SOME TAKE-AWAY SUGGESTIONS
• In most case, dissection commences in the neck from the gallbladder circumferentially and should progresses all around the cystic duct towards the CBD, and creating the “elephant head” the integrity from the biliary tract is ensured.
• Surgeon should assume every case has a short duct and/or other anatomical abnormalities. Anatomical abnormalities within the triangle of Calot are normal.
• A “short” cystic duct could be “lengthened” after dissecting and dividing the cystic artery flush with the gallbladder and teasing out fibrous bands which kink and shorten the duct.
• Laparoscopic cholangiography isn't any substitute for careful dissection. Its primary indication would be to exclude or confirm presence of CBD calculi.
• Bleeding. Panic a reaction to bleeding through panic clip application or even bulk diathermy results in disaster.
This is the basic principle of open up surgery - and applies much more stringently to laparoscopic surgery. The immediate response to brisk bleeding should be compression - most effectively by the gallbladder, followed by flushing and suction. If after several minutes of continuous, efficient compression through gallbladder or a gauze strip the bleeding site can't be obviously identified, precisely grasped and carefully clipped or coagulated it may, be a wise decision to think about conversion. Gentle pin-point coagulation or even the tiniest clip ought to be accustomed to arrest bleeding - never the additional large clip that could partially or absolutely occlude the adjacent hepatic duct / artery. It holds repeating that vital structures, ducts and vessels, are crammed in a very small region very close to the cystic duct as well as artery, prone to diathermy or clip injury.
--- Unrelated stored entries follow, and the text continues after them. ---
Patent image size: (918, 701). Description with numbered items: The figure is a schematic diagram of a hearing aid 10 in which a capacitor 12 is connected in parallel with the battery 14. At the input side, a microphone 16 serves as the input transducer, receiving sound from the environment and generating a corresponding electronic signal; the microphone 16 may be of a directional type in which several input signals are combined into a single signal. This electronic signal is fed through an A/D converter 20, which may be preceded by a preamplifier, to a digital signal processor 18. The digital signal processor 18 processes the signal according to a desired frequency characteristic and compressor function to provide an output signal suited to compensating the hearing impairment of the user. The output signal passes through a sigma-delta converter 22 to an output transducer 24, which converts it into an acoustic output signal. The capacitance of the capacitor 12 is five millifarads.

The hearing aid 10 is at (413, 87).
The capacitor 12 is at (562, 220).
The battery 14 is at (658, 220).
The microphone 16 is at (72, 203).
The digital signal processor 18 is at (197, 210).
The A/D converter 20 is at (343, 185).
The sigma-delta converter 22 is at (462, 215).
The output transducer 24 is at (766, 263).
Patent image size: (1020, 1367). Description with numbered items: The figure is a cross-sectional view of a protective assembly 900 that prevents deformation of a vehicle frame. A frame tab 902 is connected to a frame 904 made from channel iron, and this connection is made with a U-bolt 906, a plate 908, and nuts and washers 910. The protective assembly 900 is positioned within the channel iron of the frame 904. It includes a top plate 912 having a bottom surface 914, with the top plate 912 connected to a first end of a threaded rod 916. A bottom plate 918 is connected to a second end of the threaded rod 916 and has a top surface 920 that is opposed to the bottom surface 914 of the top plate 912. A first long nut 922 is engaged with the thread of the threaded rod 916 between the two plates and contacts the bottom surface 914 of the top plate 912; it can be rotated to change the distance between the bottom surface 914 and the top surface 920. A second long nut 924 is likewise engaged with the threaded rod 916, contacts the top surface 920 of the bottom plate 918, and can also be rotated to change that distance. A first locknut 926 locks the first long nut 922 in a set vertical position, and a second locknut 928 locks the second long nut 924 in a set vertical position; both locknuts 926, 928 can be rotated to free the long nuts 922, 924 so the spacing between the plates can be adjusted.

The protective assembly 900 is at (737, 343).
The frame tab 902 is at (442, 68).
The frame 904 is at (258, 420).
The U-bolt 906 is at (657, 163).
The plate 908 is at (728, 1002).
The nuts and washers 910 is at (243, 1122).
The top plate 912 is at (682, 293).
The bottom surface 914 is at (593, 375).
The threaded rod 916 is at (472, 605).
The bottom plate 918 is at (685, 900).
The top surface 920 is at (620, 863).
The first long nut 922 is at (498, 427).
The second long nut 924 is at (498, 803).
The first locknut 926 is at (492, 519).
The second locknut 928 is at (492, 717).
• Bile within the peritoneal cavity is really a cause for concern. A common cause of bile leak is the place the grasping forceps employed for retracting the gall-bladder tears the gallbladder wall. The rent ought to be immediately grasped having a bigger bite of the wall and closed by having an endo-loop. Thin-walled, very distended gallbladders ought to be aspirated before being grasped. Similarly, bile can leak once the cystic duct is not fully clip occluded in the neck of the gallbladder and leaks bile included in the gallbladder after division from the duct while the gallbladder has been dissected from the gallbladder fossa. Biliary contamination of the peritoneal cavity is not to become taken lightly and when it will occur requires very thorough irrigation and suction. Following the gallbladder continues to be excised, the entire area is flushed and examined. If bile contamination is now seen, it could possess a sinister significance - this is often from the gallbladder fossa, a divided duct of Lushka, an inadequately occlded cystic duct, a divided accessory duct, or injury to the CBD.
• Spilled Stones or slipped clips in the peritoneal cavity can cause complications and should be retrieved.
• A quite narrow CBD can be mistaken as the continuation of the distally inserted cystic duct. Hence our insistence the sinologist always reports how big the CBD.
• The over-confident surgeon and also the “easy” case spell danger.
• A drain, when indicated, adds to safety.
• Malignancy is a complete contraindiacation to laparoscopic cholecystectomy.
• Diathermy complications are discussed somewhere else and therefore not stressed here, but the potential danger of diathermy should always remain in your mind. Diathermy injury is a very common cause of early and late complications in laparoscopic cholecystectomy
• Suture the sheath at both 10 mm ports. Omental prolapse, incisional or Richter hernia are not uncommon.
• Examine the specimen and check histopathology report in every case. This is mandatory since the patient leaves hospital before the histopathology report is received.
• Complications discovered at surgery have cheaper morbidity.